Xel-Há National Park
Xel National Park is a natural aquarium with interconnected lagoons, home to rare and countless species of tropical
fish also offer swimming with the dolphins. In the bays and
coves, vast numbers of parrotfish group together and on the far side of the lagoon, stingrays and nurse sharks are seen through the glass-bottom on boat tours. Snorkel gear can be rented to swim out and to explore the underwater caves. There are lockers and dressing rooms for
swimmers as well as a souvenir shop, food stands, a restaurant, and, a museum.
Sain Ka'an Biosphere Reserve
Sain Ka'an Biosphere Reserve is a World Heritage Site of UNESCO, located 25 km. south of Tulum. It covers 100 km of coast and 10% of Quintana Roo, including a number of natural habitats. Over 300 species of birds, and a great diversity of
flora and fauna are found here. For visitors wishing to stay overnight, there is camping on the beach and a small number of simple accommodations available as well as fishing lodges catering to sport fishermen. For visitors only interested in a day trip, day tours are available
by some tour operators.
Tulum is the most visited Maya ruin and is the biggest attraction on the coast. It was the only Maya city built on the coast, possibly having housed 2000 people and once
functioned as a trade center. Tulum was used by the city of Coba to connect to the sea and to control the commerce of Central America. This port city was never conquered by the Spaniards and was one of the last Maya outposts left standing during their revolt against Mexican rule
in the War of the Castes during the 1840's. There is no question why Tulum holds great significance to the Mayans. An impressive sight at Tulum is an imposing castle standing on the edge of a 12 meter cliff at the top of the ruins. Visitors may wish to bring a swim suit to cool
off in a cove at the bottom of the site but there are no facilities.
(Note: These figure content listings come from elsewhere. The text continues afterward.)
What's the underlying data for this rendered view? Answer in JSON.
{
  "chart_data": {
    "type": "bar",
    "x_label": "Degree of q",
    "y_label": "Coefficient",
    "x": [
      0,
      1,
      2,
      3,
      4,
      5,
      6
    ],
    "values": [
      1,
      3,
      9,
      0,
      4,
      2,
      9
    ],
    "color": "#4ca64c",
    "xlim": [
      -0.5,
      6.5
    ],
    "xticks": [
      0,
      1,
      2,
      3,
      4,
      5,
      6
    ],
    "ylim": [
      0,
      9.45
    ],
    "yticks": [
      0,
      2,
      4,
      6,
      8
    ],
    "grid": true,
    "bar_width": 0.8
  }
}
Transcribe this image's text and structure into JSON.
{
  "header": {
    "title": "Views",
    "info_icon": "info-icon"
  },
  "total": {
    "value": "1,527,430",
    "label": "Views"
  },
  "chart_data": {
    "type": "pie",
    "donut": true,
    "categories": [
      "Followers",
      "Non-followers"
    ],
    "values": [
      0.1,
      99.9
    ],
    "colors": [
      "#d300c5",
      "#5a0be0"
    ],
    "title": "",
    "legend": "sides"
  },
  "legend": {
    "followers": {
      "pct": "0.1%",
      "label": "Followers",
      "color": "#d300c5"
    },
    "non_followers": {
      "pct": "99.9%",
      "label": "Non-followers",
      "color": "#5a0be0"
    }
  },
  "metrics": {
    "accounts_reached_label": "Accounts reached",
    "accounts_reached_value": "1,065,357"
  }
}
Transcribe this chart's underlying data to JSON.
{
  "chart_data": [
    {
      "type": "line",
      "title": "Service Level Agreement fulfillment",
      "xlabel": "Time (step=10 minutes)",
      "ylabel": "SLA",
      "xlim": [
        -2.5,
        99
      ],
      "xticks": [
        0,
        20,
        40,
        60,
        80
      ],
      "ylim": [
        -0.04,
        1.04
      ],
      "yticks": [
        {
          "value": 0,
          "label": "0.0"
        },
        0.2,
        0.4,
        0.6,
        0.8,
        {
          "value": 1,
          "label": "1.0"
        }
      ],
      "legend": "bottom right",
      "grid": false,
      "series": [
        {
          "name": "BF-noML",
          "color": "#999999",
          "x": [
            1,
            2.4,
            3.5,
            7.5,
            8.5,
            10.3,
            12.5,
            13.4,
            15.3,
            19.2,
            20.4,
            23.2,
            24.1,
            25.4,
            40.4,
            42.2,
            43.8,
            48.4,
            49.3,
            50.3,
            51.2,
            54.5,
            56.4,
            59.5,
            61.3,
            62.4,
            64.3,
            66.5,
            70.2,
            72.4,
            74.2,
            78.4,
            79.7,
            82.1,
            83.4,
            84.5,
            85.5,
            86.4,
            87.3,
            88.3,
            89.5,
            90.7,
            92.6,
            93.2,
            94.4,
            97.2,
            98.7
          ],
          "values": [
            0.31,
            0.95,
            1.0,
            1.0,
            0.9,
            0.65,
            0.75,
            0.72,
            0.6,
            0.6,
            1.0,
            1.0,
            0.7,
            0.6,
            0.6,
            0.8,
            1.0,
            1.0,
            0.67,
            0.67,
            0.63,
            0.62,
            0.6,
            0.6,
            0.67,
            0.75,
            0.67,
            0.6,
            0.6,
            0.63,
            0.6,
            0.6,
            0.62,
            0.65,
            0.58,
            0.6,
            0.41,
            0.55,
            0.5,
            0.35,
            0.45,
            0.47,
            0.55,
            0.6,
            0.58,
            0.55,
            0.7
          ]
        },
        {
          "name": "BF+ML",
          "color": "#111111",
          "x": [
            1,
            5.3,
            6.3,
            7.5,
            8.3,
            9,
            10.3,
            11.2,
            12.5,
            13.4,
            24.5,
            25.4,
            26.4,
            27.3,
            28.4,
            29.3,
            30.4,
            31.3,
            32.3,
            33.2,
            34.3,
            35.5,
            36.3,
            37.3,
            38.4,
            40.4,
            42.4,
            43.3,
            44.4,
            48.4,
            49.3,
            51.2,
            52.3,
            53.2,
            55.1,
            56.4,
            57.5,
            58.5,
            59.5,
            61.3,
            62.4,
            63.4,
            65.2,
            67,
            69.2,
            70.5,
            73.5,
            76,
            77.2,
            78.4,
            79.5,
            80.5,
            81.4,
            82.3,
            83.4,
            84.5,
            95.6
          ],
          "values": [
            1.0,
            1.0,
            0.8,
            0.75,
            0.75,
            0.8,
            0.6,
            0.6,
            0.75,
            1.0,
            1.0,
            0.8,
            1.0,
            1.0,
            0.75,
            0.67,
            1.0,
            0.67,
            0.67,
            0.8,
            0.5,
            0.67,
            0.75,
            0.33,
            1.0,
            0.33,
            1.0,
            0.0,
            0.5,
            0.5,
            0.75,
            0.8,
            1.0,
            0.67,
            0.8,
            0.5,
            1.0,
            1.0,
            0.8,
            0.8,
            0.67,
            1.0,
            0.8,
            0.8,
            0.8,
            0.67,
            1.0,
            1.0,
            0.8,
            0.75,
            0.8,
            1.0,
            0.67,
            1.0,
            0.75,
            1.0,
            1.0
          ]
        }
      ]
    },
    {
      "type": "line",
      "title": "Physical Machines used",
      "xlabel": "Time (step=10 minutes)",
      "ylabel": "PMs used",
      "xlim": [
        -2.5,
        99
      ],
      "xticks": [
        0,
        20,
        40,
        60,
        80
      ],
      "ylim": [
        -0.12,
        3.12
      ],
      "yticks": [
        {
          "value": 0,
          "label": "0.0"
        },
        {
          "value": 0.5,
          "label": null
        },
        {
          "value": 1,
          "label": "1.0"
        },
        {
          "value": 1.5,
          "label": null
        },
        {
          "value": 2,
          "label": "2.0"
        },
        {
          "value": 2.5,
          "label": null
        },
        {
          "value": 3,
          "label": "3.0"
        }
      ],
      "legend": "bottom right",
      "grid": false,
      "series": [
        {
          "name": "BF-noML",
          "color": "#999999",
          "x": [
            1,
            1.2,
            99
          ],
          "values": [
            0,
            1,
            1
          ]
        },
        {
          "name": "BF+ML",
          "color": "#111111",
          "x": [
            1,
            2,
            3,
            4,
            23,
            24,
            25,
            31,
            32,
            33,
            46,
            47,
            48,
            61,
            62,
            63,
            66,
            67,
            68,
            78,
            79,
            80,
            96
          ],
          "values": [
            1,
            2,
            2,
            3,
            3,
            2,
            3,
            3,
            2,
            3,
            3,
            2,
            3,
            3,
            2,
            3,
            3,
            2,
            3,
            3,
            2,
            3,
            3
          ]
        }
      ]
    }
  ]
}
The city of Coba was once a stately city which controlled the economy of the entire Maya region. It prospered between AD 400 to 1100, with a population of about 40,000 people. Large temple pyramids still stand above the jungle, one of which is
138 feet tall, the highest in Northern Yucatan. Because Coba is isolated and off the coast, it is not visited as frequently as it should be. It is a 35 minute drive from Tulum and for those who want to fully explore the abandoned city, accommodations are available for
Chichén Itzá is the most impressive Maya ruin in the Yucatan. It was the most important city in the peninsula from 10th to 12th century. Since its first settlement at about AD 432, the city had been inhabited and abandoned by different groups
of people, each bringing with them a distinct architecture and culture. The structures are enormous and awesome. The largest ballcourt in
mesoamerica, stone sculptures of gods associated with human sacrifice, steam baths for ritual purification and the famous 98 foot tall
El Castillo pyramid all reside here. El Castillo is the most impressive monument in Chichén
Itzá. A masterpiece of Toltec-Maya architectural design and genius. Chichén Itzá is a three hour drive from Cancun. For visitors staying on Cozumel Island, air tours are
available from some tour operators. Tours include a 40 minute flight to Chichén Itzá and a tour with an English speaking guide.